Brian Kelly presented a paper on Approaches To The Preservation Of Web Sites at the Online Information 2002 conference which was held at Olympia, London on 3-5th December 2002. The talk took place in the "Archiving the web: tackling digital preservation" session which was held from 16:00-17:30 on Tuesday 3rd December 2002.
The paper is available from the University of Bath repository.
The author has been involved in studies of the Web sites provided under UK and EU funding programmes. The results of the studies have shown that a number of the Web sites ceased to exist once the funding finished, thereby denying access to project deliverables.Funding bodies with the UK's Higher and Further Education communities are justifiably concerned at the loss of potentially valuable scholarly resources.
The author will present the findings of a study to investigate the digital preservation of Web sites, by reviewing the scale of the UK Web, reporting on a project to mirror a number of Web sites and making recommendations for the preservation of Web sites.
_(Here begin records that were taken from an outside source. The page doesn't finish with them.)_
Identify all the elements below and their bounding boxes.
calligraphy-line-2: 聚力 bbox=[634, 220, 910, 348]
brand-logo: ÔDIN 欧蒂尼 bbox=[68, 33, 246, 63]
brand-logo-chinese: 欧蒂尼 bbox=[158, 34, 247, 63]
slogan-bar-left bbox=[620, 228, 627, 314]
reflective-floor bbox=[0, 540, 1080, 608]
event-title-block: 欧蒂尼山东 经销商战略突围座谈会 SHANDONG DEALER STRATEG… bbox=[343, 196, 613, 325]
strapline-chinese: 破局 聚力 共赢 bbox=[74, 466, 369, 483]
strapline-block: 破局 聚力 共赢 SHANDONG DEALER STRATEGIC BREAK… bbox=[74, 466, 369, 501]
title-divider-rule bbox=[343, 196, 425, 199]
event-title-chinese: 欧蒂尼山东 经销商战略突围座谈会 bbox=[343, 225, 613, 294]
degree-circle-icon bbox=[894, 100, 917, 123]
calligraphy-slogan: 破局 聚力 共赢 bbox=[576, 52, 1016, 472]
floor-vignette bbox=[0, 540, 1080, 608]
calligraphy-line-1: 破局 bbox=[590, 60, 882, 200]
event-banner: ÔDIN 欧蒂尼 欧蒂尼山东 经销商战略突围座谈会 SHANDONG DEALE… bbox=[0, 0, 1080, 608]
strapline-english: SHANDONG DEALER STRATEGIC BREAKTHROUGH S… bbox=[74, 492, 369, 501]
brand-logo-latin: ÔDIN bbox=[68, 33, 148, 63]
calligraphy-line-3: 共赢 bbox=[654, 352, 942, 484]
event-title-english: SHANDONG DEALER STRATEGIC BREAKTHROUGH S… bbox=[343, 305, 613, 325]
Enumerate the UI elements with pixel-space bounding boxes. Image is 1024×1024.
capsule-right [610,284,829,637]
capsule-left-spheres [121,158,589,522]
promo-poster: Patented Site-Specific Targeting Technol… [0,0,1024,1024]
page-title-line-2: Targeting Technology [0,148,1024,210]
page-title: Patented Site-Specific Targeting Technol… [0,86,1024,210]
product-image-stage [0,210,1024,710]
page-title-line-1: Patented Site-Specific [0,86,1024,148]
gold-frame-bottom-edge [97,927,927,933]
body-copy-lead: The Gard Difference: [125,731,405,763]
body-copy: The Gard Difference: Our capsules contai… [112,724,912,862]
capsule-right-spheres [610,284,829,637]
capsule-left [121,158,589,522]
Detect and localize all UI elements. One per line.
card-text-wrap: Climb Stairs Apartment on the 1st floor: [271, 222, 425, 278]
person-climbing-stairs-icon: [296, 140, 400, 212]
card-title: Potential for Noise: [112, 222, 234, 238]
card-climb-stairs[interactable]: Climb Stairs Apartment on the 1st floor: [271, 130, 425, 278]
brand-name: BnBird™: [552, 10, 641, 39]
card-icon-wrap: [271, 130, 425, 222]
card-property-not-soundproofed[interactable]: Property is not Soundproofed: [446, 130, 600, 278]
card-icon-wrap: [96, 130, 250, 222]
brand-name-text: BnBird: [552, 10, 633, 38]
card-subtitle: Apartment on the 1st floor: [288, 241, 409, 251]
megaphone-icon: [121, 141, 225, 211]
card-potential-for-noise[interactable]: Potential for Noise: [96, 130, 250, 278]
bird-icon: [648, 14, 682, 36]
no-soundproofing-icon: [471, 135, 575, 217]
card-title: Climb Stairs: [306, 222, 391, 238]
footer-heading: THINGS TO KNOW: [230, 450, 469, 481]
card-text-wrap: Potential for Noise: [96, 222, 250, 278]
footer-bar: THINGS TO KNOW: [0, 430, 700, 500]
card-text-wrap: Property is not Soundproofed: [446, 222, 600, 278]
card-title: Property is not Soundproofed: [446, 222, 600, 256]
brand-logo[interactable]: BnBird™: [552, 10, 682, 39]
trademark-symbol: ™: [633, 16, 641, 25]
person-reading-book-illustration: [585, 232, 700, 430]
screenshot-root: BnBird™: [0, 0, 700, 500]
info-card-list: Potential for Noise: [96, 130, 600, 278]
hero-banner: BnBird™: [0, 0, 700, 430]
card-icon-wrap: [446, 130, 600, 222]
The paper will give an indication of the scale of the problem by measuring the extent of the UK Web space, by making use of a number of publicly-available resources including search engines such as AltaVista and Google, the Netcraft survey of Web servers, data provided by the Internet Archive and OCLC's Web Characterization Project and studies of the "Invisible Web".
The reasons for variations found in estimating the size of the Web will be discussed and the implications on a large-scale Web-preservation strategy explored.
The paper will outline the reasons for Web site preservation and will attempt to answer the question "What are we preserving and why?"
The paper will then review the experiences of a project to mirror a small number of Web sites, using a harvesting approach based on Web mirroring tools.
The limitations of this approach will be described, including both the technical challenges and legal issues. The technical issues include defining the extent of the Web site, attempting to mirror dynamic content and the limitations of a client-side view of Web sites. The legal pitfalls in digital preservation will be summarised.
Alternative approaches to Web site preservation will be described including making use of the Internet Archive's large-scale archives of Web sites.
Advice will be provided on ways in which Web site developers can facilitate mirroring of their Web sites by adopting various best practices, such as URI naming policies, avoiding the disclosure of backend technologies and adopting accessible design principles to ensure that the Web site if available to automated software agents (as well as to people with disabilities).
The paper will conclude by outlining approaches for a comprehensive strategy for the preservation of Web sites.
Brian Kelly is UK Web Focus - an advisory post on Web issues for the UK's Higher and Further Education communities.
Brian is based at UKOLN - a national focus for digital information management, located at the University of Bath.
Brian has been involved in Web development and support activities since 1993, initially as an early adopter of the Web while based at the University of Leeds. He then worked as a network trainer at Netskills, University of Newcastle. He moved to his current post at UKOLN in October 1996.
Brian is a regular columnist on Web issues in the Ariadne e-journal. He has written articles and papers and given presentations at a wide range of events, including the international World Wide Web conferences.
Brian was involved in a study on the digital preservation of Web sites during summer, 2002.